Ah OK, fair enough I suppose. But someone should stick this on their
TODO list, we should not 'forget' about this (again).

> > But I do think something wants to be done here.
>
> So here's what I can do for the "fast switch" thing.
>
> There is the fast_switch_possible policy flag that's necessary anyway.
> I can make notifier registration fail when that is set for at least
> one policy and I can make the setting of it fail if at least one
> notifier has already been registered.
>
> However, without spending too much time on chasing code dependencies i
> sort of suspect that it will uncover things that register cpufreq
> notifiers early and it won't be possible to use fast switch without
> sorting that out.

The two x86 users don't register notifiers when CONSTANT_TSC, which
seems to be the right thing.

Much of the other users seem unlikely to be used on x86, so I suspect
the initial fallout will be very limited.

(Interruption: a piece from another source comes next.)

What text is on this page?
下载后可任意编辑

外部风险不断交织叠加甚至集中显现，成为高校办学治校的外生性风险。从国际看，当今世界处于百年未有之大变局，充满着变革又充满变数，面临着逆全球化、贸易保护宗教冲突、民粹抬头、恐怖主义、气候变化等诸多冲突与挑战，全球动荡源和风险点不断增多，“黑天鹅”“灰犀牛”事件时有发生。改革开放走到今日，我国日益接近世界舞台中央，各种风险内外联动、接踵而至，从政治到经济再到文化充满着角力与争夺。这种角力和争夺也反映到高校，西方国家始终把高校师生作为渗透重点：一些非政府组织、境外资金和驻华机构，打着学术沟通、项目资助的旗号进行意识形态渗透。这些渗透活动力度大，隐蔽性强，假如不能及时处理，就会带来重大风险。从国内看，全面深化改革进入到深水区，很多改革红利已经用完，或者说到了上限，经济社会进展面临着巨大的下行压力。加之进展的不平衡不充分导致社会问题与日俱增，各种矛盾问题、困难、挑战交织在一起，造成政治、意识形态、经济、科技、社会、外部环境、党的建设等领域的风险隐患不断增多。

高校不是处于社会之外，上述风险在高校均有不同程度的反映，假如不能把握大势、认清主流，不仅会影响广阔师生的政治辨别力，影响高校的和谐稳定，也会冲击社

*groan* modules, cpufreq allows drivers to be modules, so init sequences
are poorly defined at best :/ Yes that blows.

> And that won't even change anything apart from
> removing some code that has not worked for quite a while already and
> nobody noticed.

Which is always a good thing, but yes, we can do this later.

> It is doable for the "fast switch" thing, but it won't help in all of
> the other cases when notifications are not reliable.

Right, you can maybe add a 'NOTIFIERS_BROKEN' flag to the intel_p_state
and HWP drivers or so, and trigger off of that.

> If it changes frequently enough, it's not practical and not even
> necessary to cause things like thermal to react on every change, but I
> think there needs to be a way to make them reevaluate things
> regularly. Arguably, they might set a timer for that, but why would
> they need a timer if they could get triggered by the code that
> actually makes changes?

So that very much depends on what thermal actually needs; but I suspect
that using a timer is cheaper than using irq_work to kick off something
else.

The irq_work is a LAPIC write (self IPI), just as the timer. However
timers can be coalesced, resulting in, on average, less timer
reprogramming than there are handlers ran.

Now, if thermal can do without work and can run in-line just like the
fast freq switch, then yes, that might make sense.